Once you start shopping for cakes – particularly at specialist firework shops – you’ll quickly run into the terms 1.3G, 1.4G and pyromesh.
The majority of cakes fall into the hazard classification for storage and transport purposes of 1.4G, which determines how many fireworks both retailers and end consumers can store (which is quite a lot for 1.4G consumer fireworks). However some cakes may contain a more potent form of gunpowder called “flash powder” and if this is over a certain limit, the firework falls into the more “hazardous” classification of 1.3G. As a result, less are allowed to be stored by the retailer and they can be trickier to send by mail order.

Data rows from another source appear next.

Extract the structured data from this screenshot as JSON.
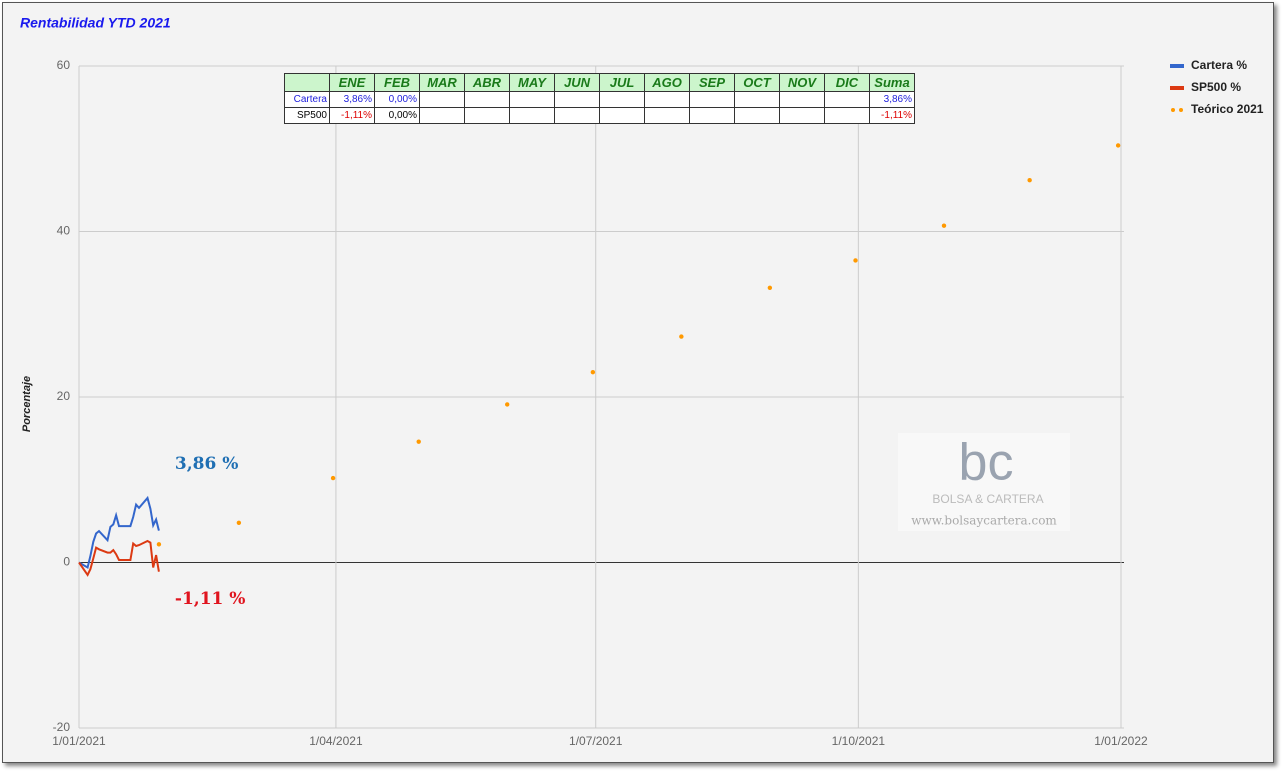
{
  "chart_data": {
    "type": "line",
    "title": "Rentabilidad YTD 2021",
    "y_label": "Porcentaje",
    "xlim": [
      "2021-01-01",
      "2022-01-01"
    ],
    "xticks": [
      {
        "value": "2021-01-01",
        "label": "1/01/2021"
      },
      {
        "value": "2021-04-01",
        "label": "1/04/2021"
      },
      {
        "value": "2021-07-01",
        "label": "1/07/2021"
      },
      {
        "value": "2021-10-01",
        "label": "1/10/2021"
      },
      {
        "value": "2022-01-01",
        "label": "1/01/2022"
      }
    ],
    "ylim": [
      -20,
      60
    ],
    "yticks": [
      -20,
      0,
      20,
      40,
      60
    ],
    "grid": true,
    "legend": "top-right",
    "series": [
      {
        "name": "Cartera %",
        "color": "#3366cc",
        "mode": "line",
        "x": [
          "2021-01-01",
          "2021-01-04",
          "2021-01-05",
          "2021-01-06",
          "2021-01-07",
          "2021-01-08",
          "2021-01-11",
          "2021-01-12",
          "2021-01-13",
          "2021-01-14",
          "2021-01-15",
          "2021-01-18",
          "2021-01-19",
          "2021-01-20",
          "2021-01-21",
          "2021-01-22",
          "2021-01-25",
          "2021-01-26",
          "2021-01-27",
          "2021-01-28",
          "2021-01-29"
        ],
        "values": [
          0,
          -0.6,
          0.8,
          2.5,
          3.5,
          3.8,
          2.7,
          4.3,
          4.6,
          5.7,
          4.4,
          4.4,
          4.4,
          5.5,
          7.0,
          6.6,
          7.8,
          6.5,
          4.5,
          5.2,
          3.86
        ]
      },
      {
        "name": "SP500 %",
        "color": "#dc3912",
        "mode": "line",
        "x": [
          "2021-01-01",
          "2021-01-04",
          "2021-01-05",
          "2021-01-06",
          "2021-01-07",
          "2021-01-08",
          "2021-01-11",
          "2021-01-12",
          "2021-01-13",
          "2021-01-14",
          "2021-01-15",
          "2021-01-18",
          "2021-01-19",
          "2021-01-20",
          "2021-01-21",
          "2021-01-22",
          "2021-01-25",
          "2021-01-26",
          "2021-01-27",
          "2021-01-28",
          "2021-01-29"
        ],
        "values": [
          0,
          -1.5,
          -0.8,
          0.5,
          1.8,
          1.6,
          1.2,
          1.2,
          1.5,
          1.0,
          0.3,
          0.3,
          0.3,
          2.3,
          2.0,
          2.1,
          2.6,
          2.4,
          -0.6,
          0.9,
          -1.11
        ]
      },
      {
        "name": "Teórico 2021",
        "color": "#ff9900",
        "mode": "markers",
        "x": [
          "2021-01-29",
          "2021-02-26",
          "2021-03-31",
          "2021-04-30",
          "2021-05-31",
          "2021-06-30",
          "2021-07-31",
          "2021-08-31",
          "2021-09-30",
          "2021-10-31",
          "2021-11-30",
          "2021-12-31"
        ],
        "values": [
          2.2,
          4.8,
          10.2,
          14.6,
          19.1,
          23.0,
          27.3,
          33.2,
          36.5,
          40.7,
          46.2,
          50.4
        ]
      }
    ],
    "annotations": [
      {
        "text": "3,86 %",
        "series": 0,
        "value": 3.86,
        "color": "#1f6fb3"
      },
      {
        "text": "-1,11 %",
        "series": 1,
        "value": -1.11,
        "color": "#e0141e"
      }
    ]
  },
  "table": {
    "columns": [
      "ENE",
      "FEB",
      "MAR",
      "ABR",
      "MAY",
      "JUN",
      "JUL",
      "AGO",
      "SEP",
      "OCT",
      "NOV",
      "DIC",
      "Suma"
    ],
    "rows": [
      {
        "label": "Cartera",
        "color": "#2020dd",
        "months": [
          "3,86%",
          "0,00%"
        ],
        "total": "3,86%"
      },
      {
        "label": "SP500",
        "color": "#dd0000",
        "months": [
          "-1,11%",
          "0,00%"
        ],
        "total": "-1,11%"
      }
    ]
  },
  "watermark": {
    "logo": "bc",
    "name": "BOLSA & CARTERA",
    "url": "www.bolsaycartera.com"
  }
}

Retailers will often push 1.3G cakes as “more powerful” or that they contain “1.3G effects” as a selling point. Whilst 1.3G cakes are going to be a little more potent than 1.4G cakes, do not think that 1.4G ones are under powered, they are not. Use the firework’s video clip to determine if you like the effects and power rather than its classification.
You can read an awful lot more advice on this topic in our 1.3G or 1.4G article (strong coffee required!).
To complicate matters further, manufacturers have the option of encasing a 1.3G cake in special wire mesh packaging known as pyromesh. This allows a 1.3G firework to be classified as 1.4G making them easier to store in bigger numbers. However, this somewhat frustrating packaging is pushed on to the end customer to have to remove – and dispose of – themselves. Again, we have a whole article just on this topic in our That Pesky Pyromesh section.